By: | November 27, 2018
Malicious use of sensitive data could result in identity theft, targeted cyberattacks on children and their families, bullying, and physical tracking, the FBI warns. (gettyimages.com: hanna ferentc)Malicious use of sensitive data could result in identity theft, targeted cyberattacks on children and their families, bullying, and physical tracking, the FBI warns. (gettyimages.com: hanna ferentc)

The FBI has issued a warning to schools: Protect student data on edtech and other online platforms, or risk having it stolen and sold on the dark web.

Instructional and administrative edtech products collect extensive data including:

• personally identifiable information (i.e., names, Social Security numbers

• biometric data (i.e., fingerprints)

• students’ geolocation

• academic progress reports

• behavioral and medical information

• web browsing history

• IP addresses

Malicious use of sensitive data could result in identity theft, targeted cyberattacks on children and their families, bullying, and physical tracking, the FBI warns.

“Protecting the privacy of student data is a fundamental responsibility of every school system” says Linnette Attai, author of Student Data Privacy: Building a School Compliance Program and project director for the Consortium of School Networking’s Privacy Initiative.

“It’s incredibly complex, but it has certainly been on the radar of school systems for many years now.”

Financial information, such as credit card numbers, is typically most valuable, but Social Security numbers and health records can also net a hacker a nice profit, says Girard Kelly, counsel and director of privacy review at the nonprofit Common Sense Media.

Dark web risks

The special software that hackers and site operators use to access the dark web’s network allows everyone to remain anonymous and untraceable.

These sites are also hidden from the mainstream internet. Hackers and criminals take advantage of the dark web’s anonymity to traffic weapons, drugs and sensitive data.

Student records can be sold off to companies looking to target specific demographics for their products, says Kelly.

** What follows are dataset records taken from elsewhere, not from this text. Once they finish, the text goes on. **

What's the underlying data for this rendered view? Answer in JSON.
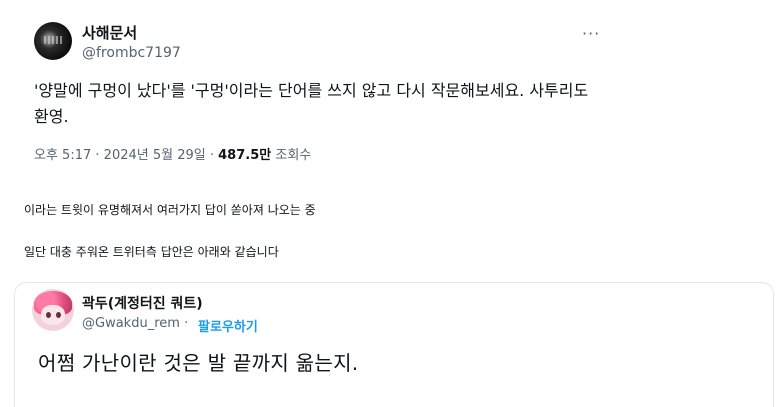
{
  "tweet": {
    "author_name": "사해문서",
    "author_handle": "@frombc7197",
    "more_icon": "···",
    "text": "'양말에 구멍이 났다'를 '구멍'이라는 단어를 쓰지 않고 다시 작문해보세요. 사투리도 환영.",
    "time": "오후 5:17",
    "date": "2024년 5월 29일",
    "sep": "·",
    "views_count": "487.5만",
    "views_label": "조회수"
  },
  "captions": [
    "이라는 트윗이 유명해져서 여러가지 답이 쏟아져 나오는 중",
    "일단 대충 주워온 트위터측 답안은 아래와 같습니다"
  ],
  "quote": {
    "author_name": "곽두(계정터진 쿼트)",
    "author_handle": "@Gwakdu_rem",
    "sep": "·",
    "follow_label": "팔로우하기",
    "text": "어쩜 가난이란 것은 발 끝까지 옮는지."
  }
}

The price depends on the quality: Individual Social Security numbers often sell for $1, while bundled medical records—which can be used to create fake IDs, buy drugs or file fraudulent insurance claims—may fetch up to $1,000, according to Experian.

Student data may end up on the dark web if an edtech vendor is breached or if a hacker targets the school itself.

The K12 Cybersecurity Resource Center recorded nearly 400 cybersecurity incidents at schools from January 2016 through October 2018. However, these are only the incidents that have been reported, and there are likely many more that have occurred.

“Schools are a huge target” Kelly says. “Schools are resource-strapped and don’t always get tech funding, so systems aren’t patched or upgraded, and there may be no IT support managing them.”

Protecting information

To prevent exposure on the dark web, administrators should assess their policies and practices on collecting, managing and sharing student data, both digitally and on paper, says Attai, the author. These efforts should be explained clearly to parents, she adds.

Administrators must know about all the applications, legacy systems, services and other technology in their schools to better see where to target resources for data protection, Kelly says.

Sometimes, a third-party solution can help with this ongoing work. “There are always going to be bad actors looking for unpatched systems or data available online” he adds.

Not collecting students’ Social Security numbers can significantly reduce risk, Attai says. District leaders should also vet vendors carefully, and ensure contracts demand strict data protection.